Surveillance minimale du traitement
– Biologie minimale :
o Numération formule sanguine (NFS), transaminases et créatinine au début du traitement
o puis NFS et transaminases, une semaine après le début du traitement puis une fois par mois
o Bilan particulier pour la dapsone (cf plus haut)
– ECG de base. Pour vérifier l’absence d’allongement de l’espace QT.
– Consultations ophtalmologiques pour la surveillance du Plaquénil* :
Aux faibles doses utilisées (inférieures à 6,5 mg/kg par jour) et sans facteur de risque (âge > 65 ans, insuffisance rénale chronique, atteinte oculaire préalable), une consultation ophtalmologique simple annuelle suffit. Sinon, demander une surveillance renforcée à l’ophtalmologiste qui pourra poser l’indication d’un électro-rétinogramme.
– Holter et consultation cardiologique en cas de troubles du rythme cardiaque
Vérifier l’absence d’interactions médicamenteuses
Attention en cas de grossesse car certains médicaments sont contre-indiqués
Consultation anti-douleur si nécessaire
Prévenir le patient des exacerbations fréquentes (réaction de Jarisch-Herxheimer) de signes et symptômes avec les différents anti-infectieux
– précoces, dès le début du médicament ou après quelques jours
– mais possiblement plus tardives, survenant jusqu’à 2 à 3 semaines après le début du médicament. Souvent d’évolution cyclique.
– La fatigue et les douleurs peuvent devenir insupportables dans certains cas. A gérer par le repos et les antalgiques.
– Exacerbations pouvant poser problème, nécessitant leur prévention en lien avec un spécialiste de la pathologie concernée. En effet ces troubles, plus ou moins chroniques ou intermittents, peuvent s’aggraver transitoirement au cours des premiers jours ou des premières semaines du traitement. Dans certains cas difficiles, une courte corticothérapie par prednisone peut être nécessaire pour atténuer les réactions :
o Parésies. Le patient doit être informé du risque d’aggravation transitoire.
o Troubles du rythme cardiaque qui peuvent nécessiter la mise en route d’un traitement anti-arythmique adapté avant de démarrer les anti-infectieux,
o Dépression qui nécessite d’informer le patient et son entourage du risque d’aggravation transitoire les premières semaines du traitement et la prescription éventuelle d’un anti-dépresseur avec un suivi psychiatrique avant de démarrer les anti-infectieux
o Crises d’épilepsie qui peuvent nécessiter la mise en route d’un traitement anti-épileptique adapté avant de démarrer les anti-infectieux et d’éviter la conduite d’un véhicule pendant la phase initiale du traitement
o Trouble neuro-cognitifs importants ou désorientation dans le temps et dans l’espace qui doit faire éviter la conduite d’un véhicule ou certaines activités pendant la phase initiale du traitement
o Rétinopathie importante avec troubles visuels, nécessitant un avis ophtalmologique avant de démarrer les anti-infectieux (surtout pour le Plaquénil*).

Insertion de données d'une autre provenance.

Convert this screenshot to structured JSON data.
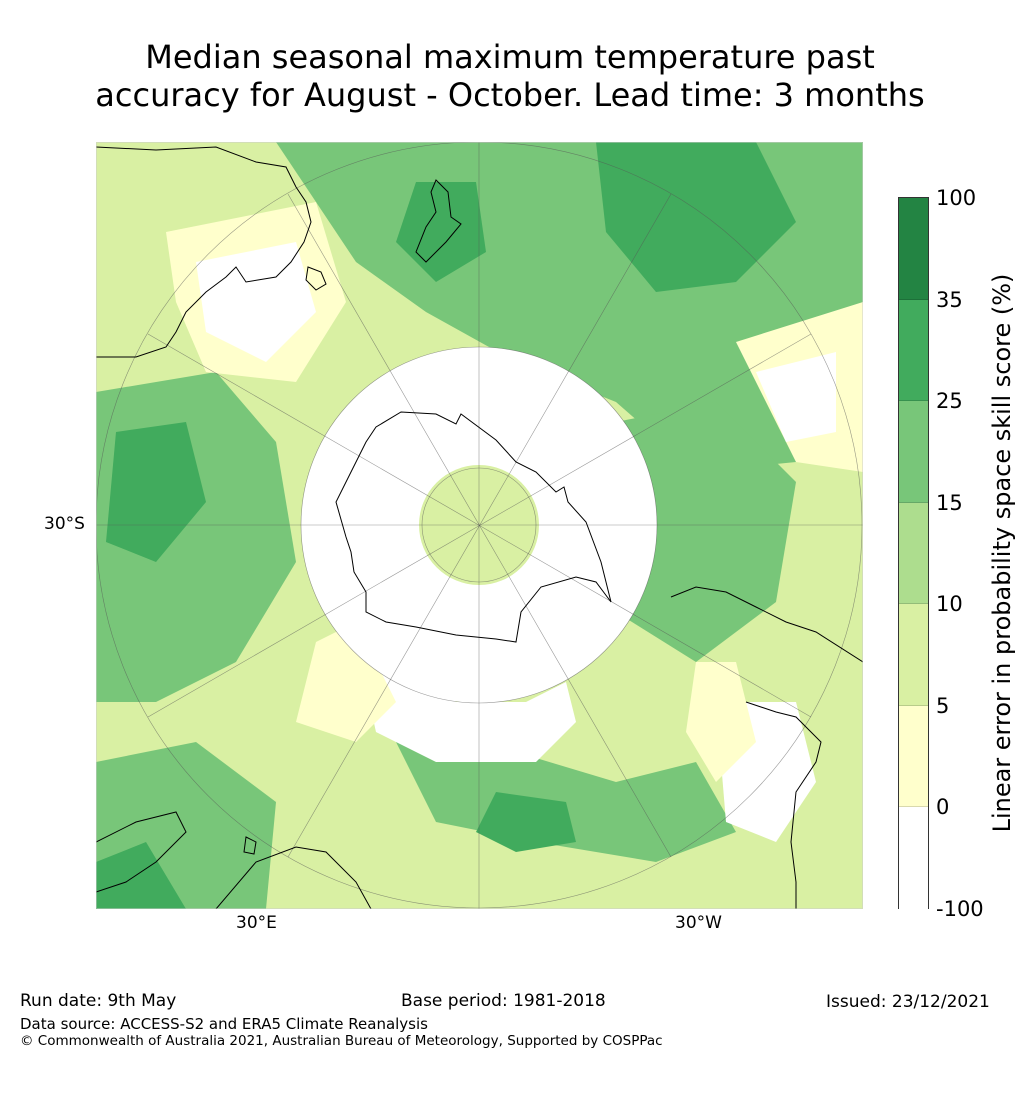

Le patient doit avoir sur lui un corticoïde (prednisone) à prendre en cas de baisse brutale de l’acuité visuelle au début du traitement anti-infectieux (phénomène rare et réversible due à l’inflammation intra-oculaire)
o Les états psychiatriques aigus ou subaigus dûs à une encéphalite borrélienne peuvent décompenser en début de traitement.
o Les états allergiques majeurs à de nombreux médicaments qui peuvent favoriser des réactions sévères d’intolérance au tout début de l’introduction d’un anti-infectieux. Dans ce cas, introduire le traitement sous surveillance étroite, en milieu hospitalier
3) Une fois la maladie stabilisée ou guérie
Arrêter les médicaments
Poursuivre :
– les supplémentations de vitamines et oligo-éléments
– des cures de phytothérapie, en alternant les produits
Essayer les saunas et notamment les saunas infra-rouges.
Essayer la cryothérapie (médecins du sport)
Essayer le bleu de méthylène (forme officinale allemande vendue sur internet)
Essayer le dioxyde de chlore (à préparer soi-même ou forme toute prête chez Orthomédix)
4) En cas de rechute
Retraiter immédiatement dès les premiers symptômes, sans attendre +++
Essayer d’abord la phytothérapie et les médicaments non antibiotiques (ex. l’hydroxychloroquine)
En cas de persistance des signes de rechutes, reprendre les antibiotiques qui ont été le plus actifs, si possible en cures courtes.